I can’t look, but how did the day pan out in numbers?

Brutal. Simply brutal. The trouble started in Shanghai, where the Chinese stock market closed 8.5% lower, its worst one-day decline in percentage terms since 2007, according to CNBC. Other Asian markets followed: Japan’s Nikkei -4.61%, Hong Kong’s Hang Seng -5.17%, Australia’s ASX -4.09%…you get the picture.

Once the jury in the East had handed down judgment, you weren’t expecting the Europeans to put up a fight did you? The UK’s FTSE 100 retreated by 4.5%, the German DAX -3.7%, and the French CAC40 -4.6%.

On home soil, the All Share Index was down 5% at one stage, but fought back to close just 2.85% lower. There were some big hits in individual company share prices though, and the local market is now firmly entrenched in an official correction.

Unsurprisingly, the Americans smelled a rat. In fact, it got so bad before the market even opened there that the Dow Jones futures fell by more than 700 points. US markets have arcane rules for times like these, and Rule 48, which was invoked yesterday, has only been invoked four times in the last seven years. (You can read more about it here).

This didn’t stop the Dow and S&P 500 closing 3.57% and 3.94% respectively.

So why did the rand blow?

The rand has been trading weaker over the last few months on the back of weaker commodity prices, which still accounts for a large portion of South Africa’s export earnings. Naturally as the dollar price of commodities like gold, platinum, iron ore and manganese fell, so did our ability to earn earn foreign exchange, and that means less dollars buying rands.

But today was all about the “risk-off” trade. When investors see panic and fear on the scale they did yesterday, the money goes home. So the money gets pulled out of emerging market currencies, and gets converted back to pounds, dollars and euros. Adieus!

So what sparked the carnage in China?

Shanghai Composite Index – 1 year to 24 August 2015

 graph

Source: Bloomberg

This has been building for a while. As you can see, the Chinese stock market – as represented by the Shanghai Composite Index – had a helluva run from this time last year to about June (when it peaked). In total, it was up about 134%, before suffering a sell-off in July.

As we learnt from Liang Du, fund manager of the Prescient China Balanced Fund, due to the incredible run-up in the Chinese market, retail investors had begun to borrow against their retirement savings to get a piece of the rapidly advancing market. While the correction affected relatively few, Chinese regulators had to step in and introduce a range of measures to calm the market (more of which you can read about here). This served as the first tremor.

But anxiety had been building in the background. There has been a lot of skepticism regarding China’s official economic data, in particular the 7% GDP growth number.

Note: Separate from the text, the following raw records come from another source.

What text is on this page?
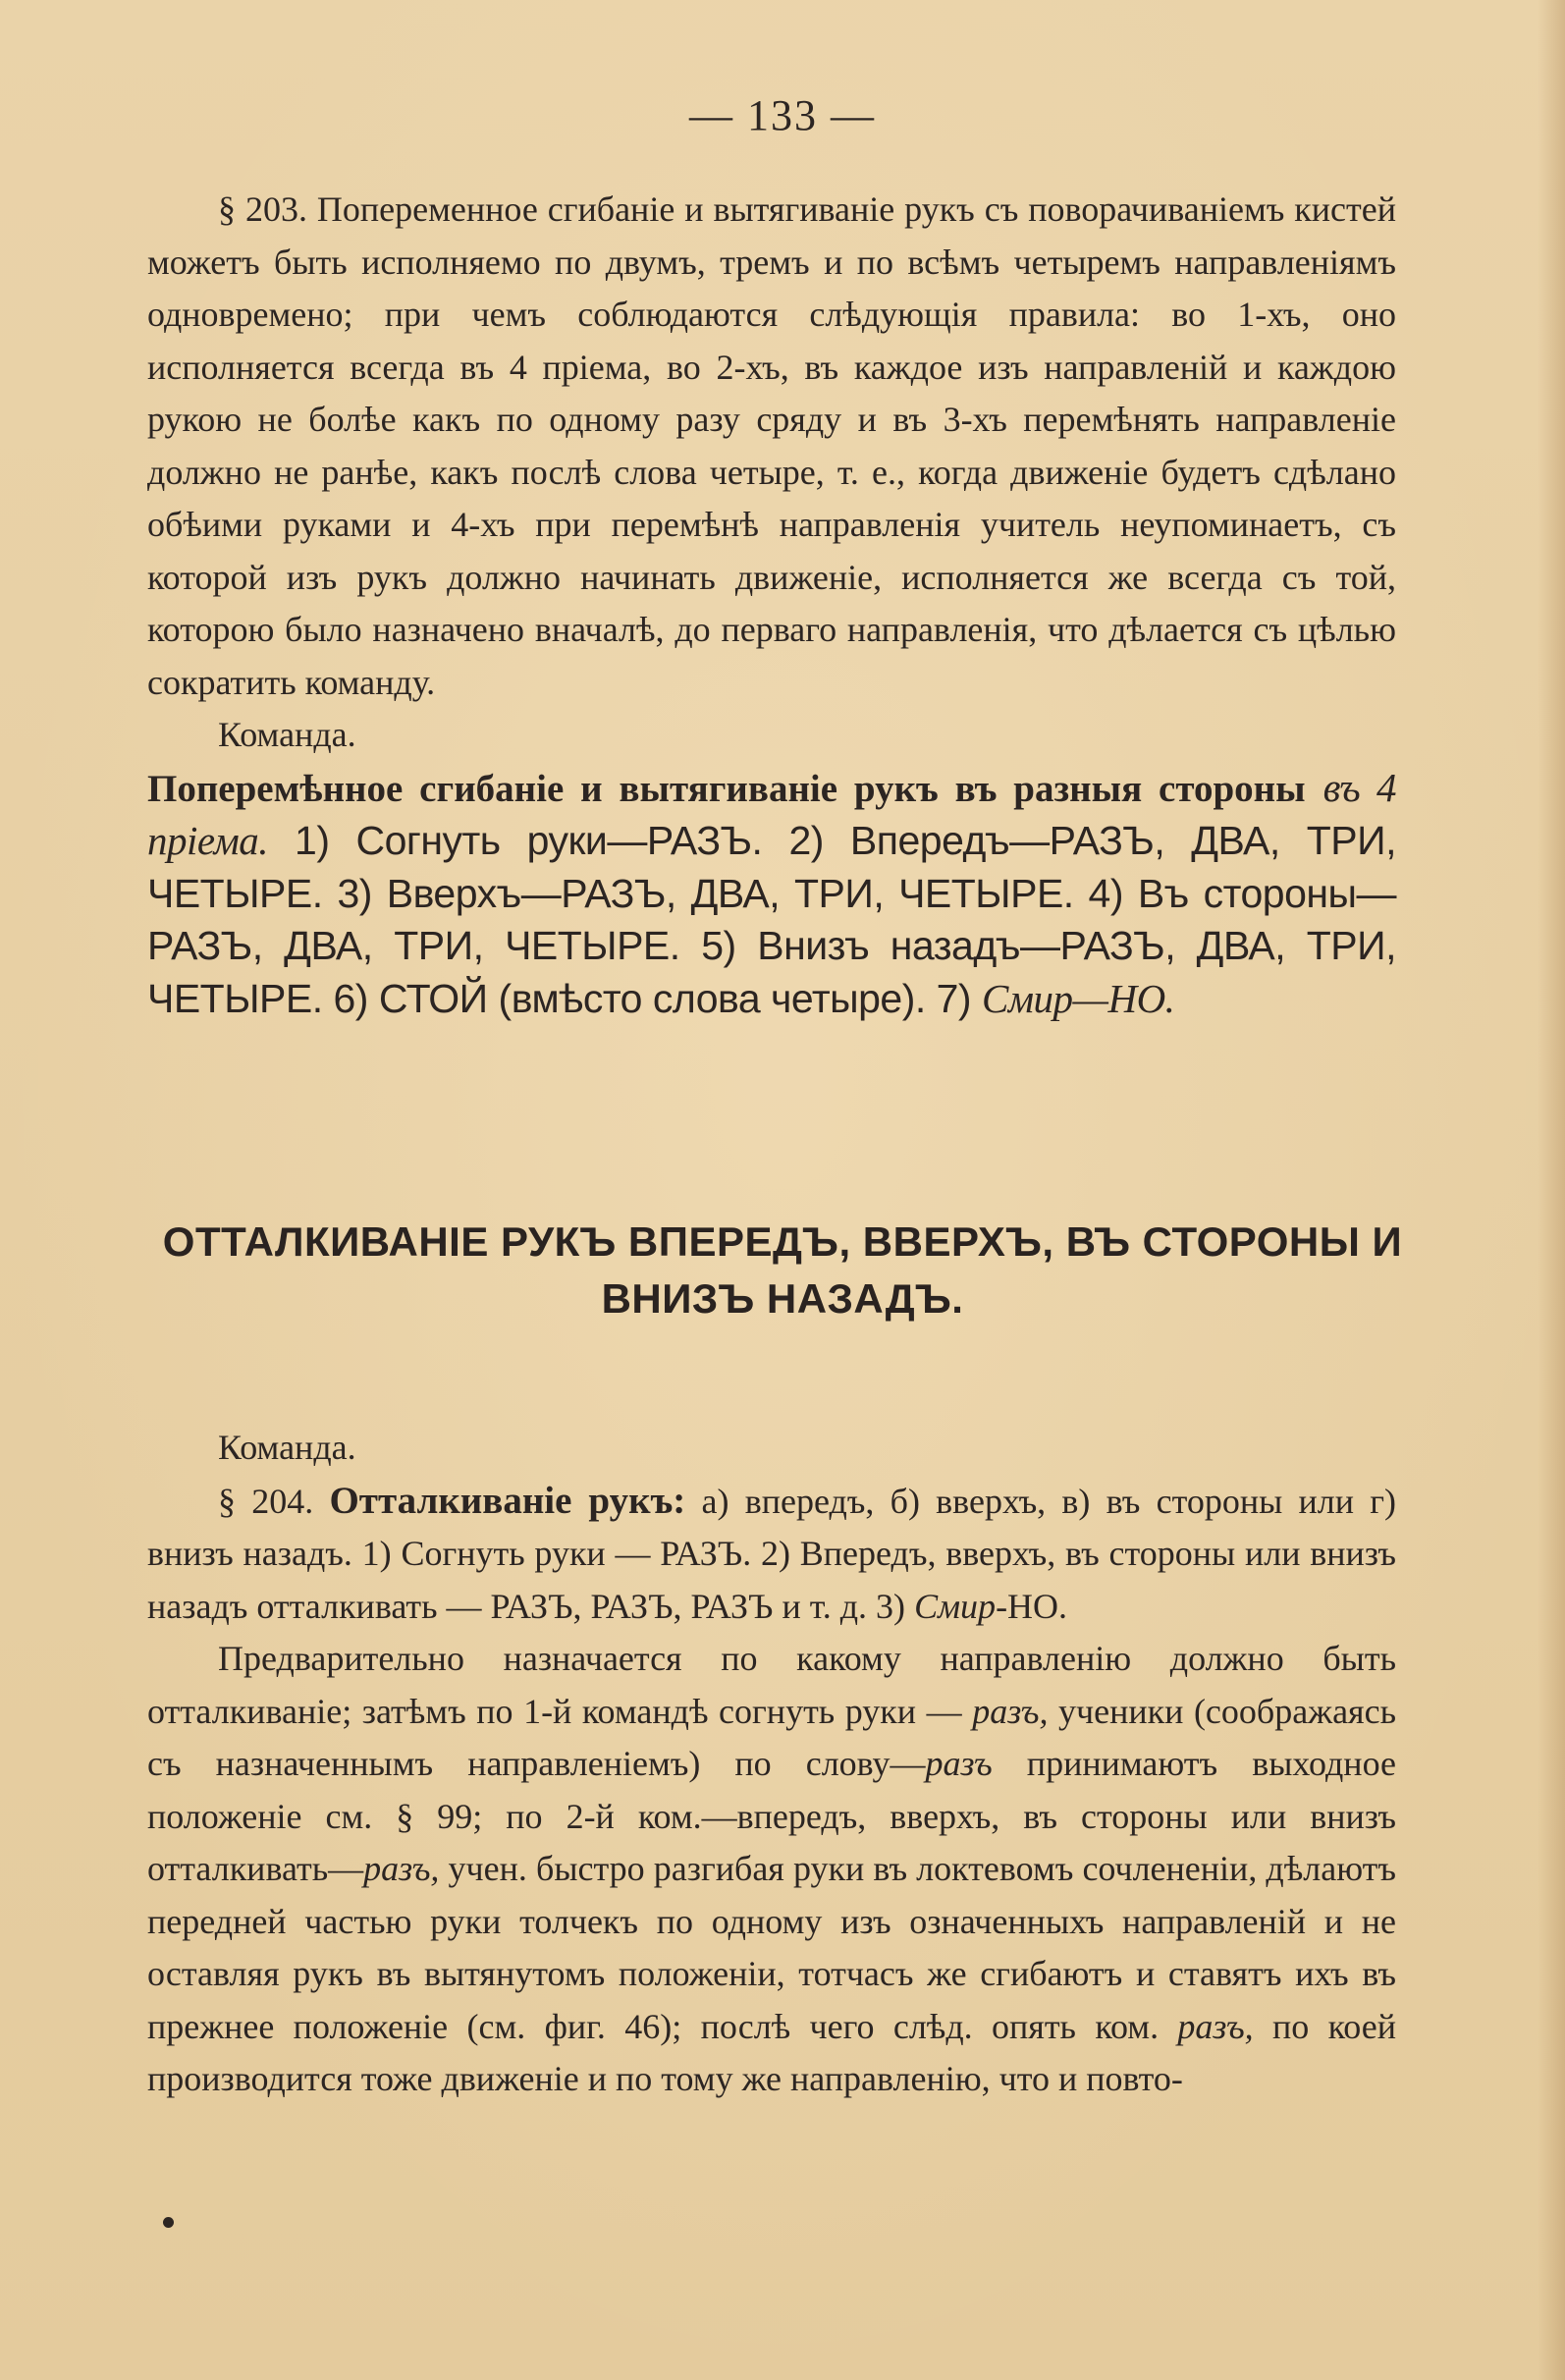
— 133 —

§ 203. Попеременное сгибаніе и вытягиваніе рукъ съ поворачиваніемъ кистей можетъ быть исполняемо по двумъ, тремъ и по всѣмъ четыремъ направленіямъ одновремено; при чемъ соблюдаются слѣдующія правила: во 1-хъ, оно исполняется всегда въ 4 пріема, во 2-хъ, въ каждое изъ направленій и каждою рукою не болѣе какъ по одному разу сряду и въ 3-хъ перемѣнять направленіе должно не ранѣе, какъ послѣ слова четыре, т. е., когда движеніе будетъ сдѣлано обѣими руками и 4-хъ при перемѣнѣ направленія учитель неупоминаетъ, съ которой изъ рукъ должно начинать движеніе, исполняется же всегда съ той, которою было назначено вначалѣ, до перваго направленія, что дѣлается съ цѣлью сократить команду.

Команда.

Поперемѣнное сгибаніе и вытягиваніе рукъ въ разныя стороны въ 4 пріема. 1) Согнуть руки—РАЗЪ. 2) Впередъ—РАЗЪ, ДВА, ТРИ, ЧЕТЫРЕ. 3) Вверхъ—РАЗЪ, ДВА, ТРИ, ЧЕТЫРЕ. 4) Въ стороны—РАЗЪ, ДВА, ТРИ, ЧЕТЫРЕ. 5) Внизъ назадъ—РАЗЪ, ДВА, ТРИ, ЧЕТЫРЕ. 6) СТОЙ (вмѣсто слова четыре). 7) Смир—НО.

ОТТАЛКИВАНІЕ РУКЪ ВПЕРЕДЪ, ВВЕРХЪ, ВЪ СТОРОНЫ И ВНИЗЪ НАЗАДЪ.

Команда.

§ 204. Отталкиваніе рукъ: а) впередъ, б) вверхъ, в) въ стороны или г) внизъ назадъ. 1) Согнуть руки — РАЗЪ. 2) Впередъ, вверхъ, въ стороны или внизъ назадъ отталкивать — РАЗЪ, РАЗЪ, РАЗЪ и т. д. 3) Смир-НО.

Предварительно назначается по какому направленію должно быть отталкиваніе; затѣмъ по 1-й командѣ согнуть руки — разъ, ученики (соображаясь съ назначеннымъ направленіемъ) по слову—разъ принимаютъ выходное положеніе см. § 99; по 2-й ком.—впередъ, вверхъ, въ стороны или внизъ отталкивать—разъ, учен. быстро разгибая руки въ локтевомъ сочлененіи, дѣлаютъ передней частью руки толчекъ по одному изъ означенныхъ направленій и не оставляя рукъ въ вытянутомъ положеніи, тотчасъ же сгибаютъ и ставятъ ихъ въ прежнее положеніе (см. фиг. 46); послѣ чего слѣд. опять ком. разъ, по коей производится тоже движеніе и по тому же направленію, что и повто-
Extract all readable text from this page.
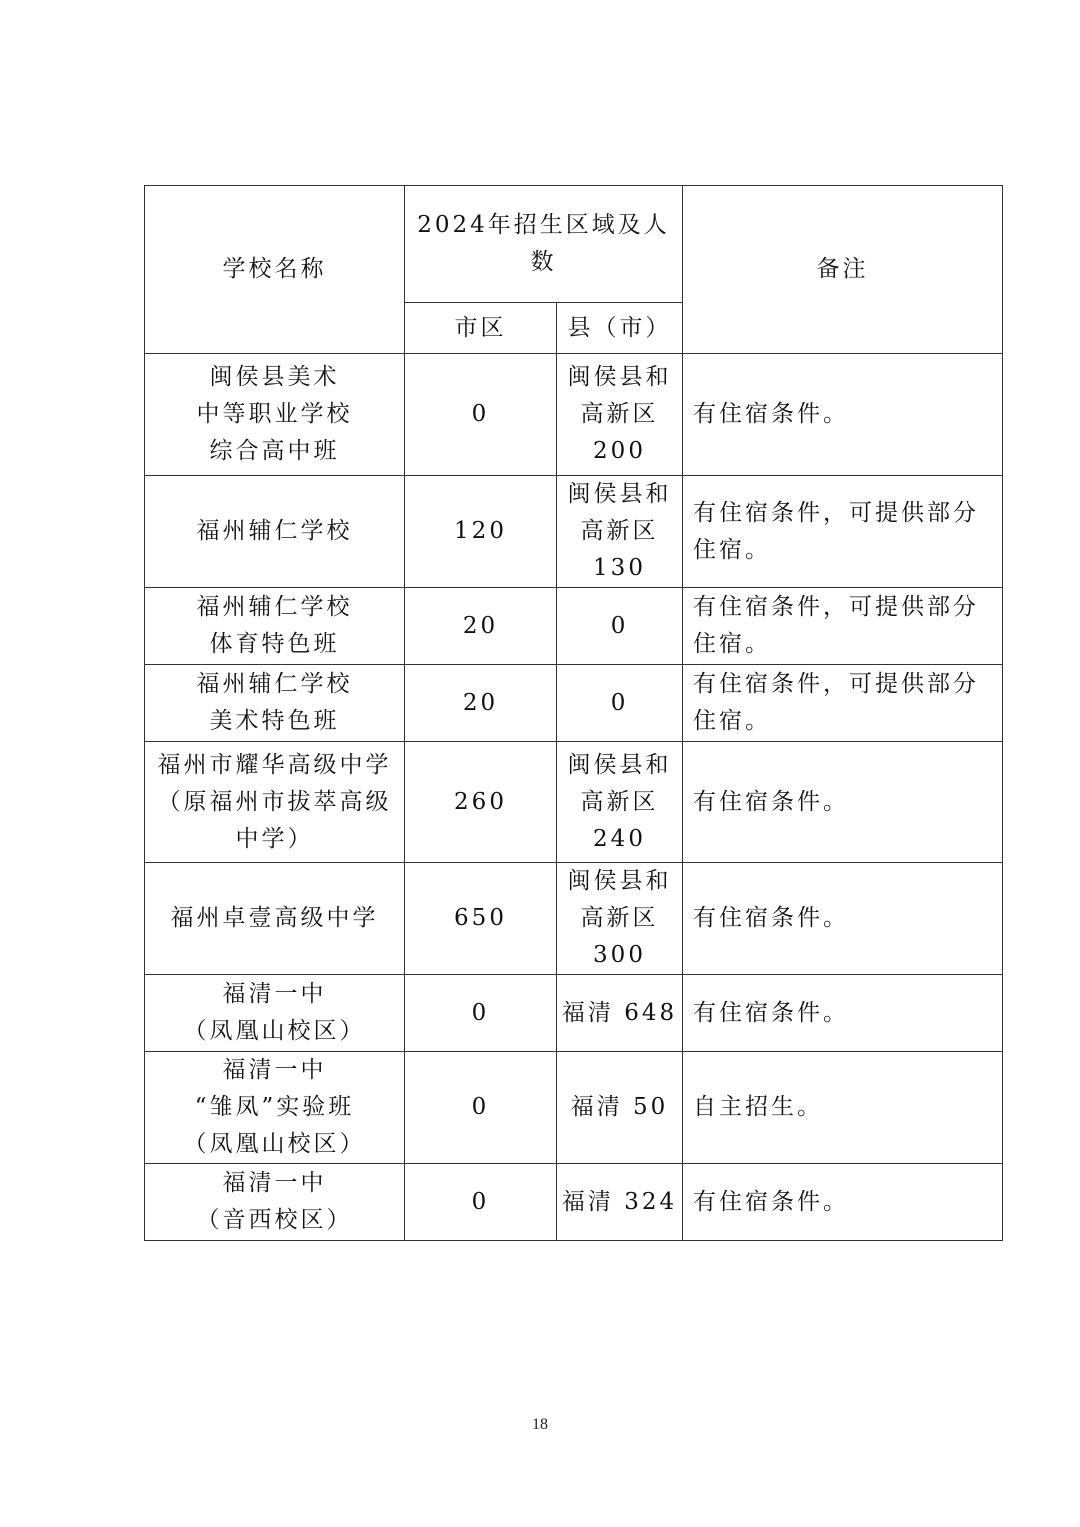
学校名称	2024年招生区域及人数		备注
	市区	县（市）	
闽侯县美术
中等职业学校
综合高中班	0	闽侯县和
高新区
200	有住宿条件。
福州辅仁学校	120	闽侯县和
高新区
130	有住宿条件，可提供部分住宿。
福州辅仁学校
体育特色班	20	0	有住宿条件，可提供部分住宿。
福州辅仁学校
美术特色班	20	0	有住宿条件，可提供部分住宿。
福州市耀华高级中学
（原福州市拔萃高级
中学）	260	闽侯县和
高新区
240	有住宿条件。
福州卓壹高级中学	650	闽侯县和
高新区
300	有住宿条件。
福清一中
（凤凰山校区）	0	福清 648	有住宿条件。
福清一中
“雏凤”实验班
（凤凰山校区）	0	福清 50	自主招生。
福清一中
（音西校区）	0	福清 324	有住宿条件。
18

We’ve all heard about the ghost cities and towns that exist across the Chinese countryside. And we’ve seen commodity prices fall, a sign of a very unhappy situation for the largest consumer of commodities at the margin. By a range of different measures, the numbers weren’t adding up.

But those are all issues we already knew about, right? 

Correct. But what scared the pants off of everyone was China’s devaluation of the Yuan two weeks back. This was construed as an unofficial ‘official’ acknowledgement by the Chinese government that things were not looking good. The devaluation was seen as a move to bolster exports and support the economy.

While you can’t tell exactly when all the animal spirits will wake up one morning and decide to sell, you can get a sense of the anxiety building in the market. When the Chinese regulators failed to support the market after the sell-off last week, investors decided, on Monday August 24, that enough was enough.

…And Kablewey!

Yup. No-one knows where it goes from here, but expect massive Chinese intervention to try and stem the tide and put a lid on things. But once the genie is out the bottle, all bets are off.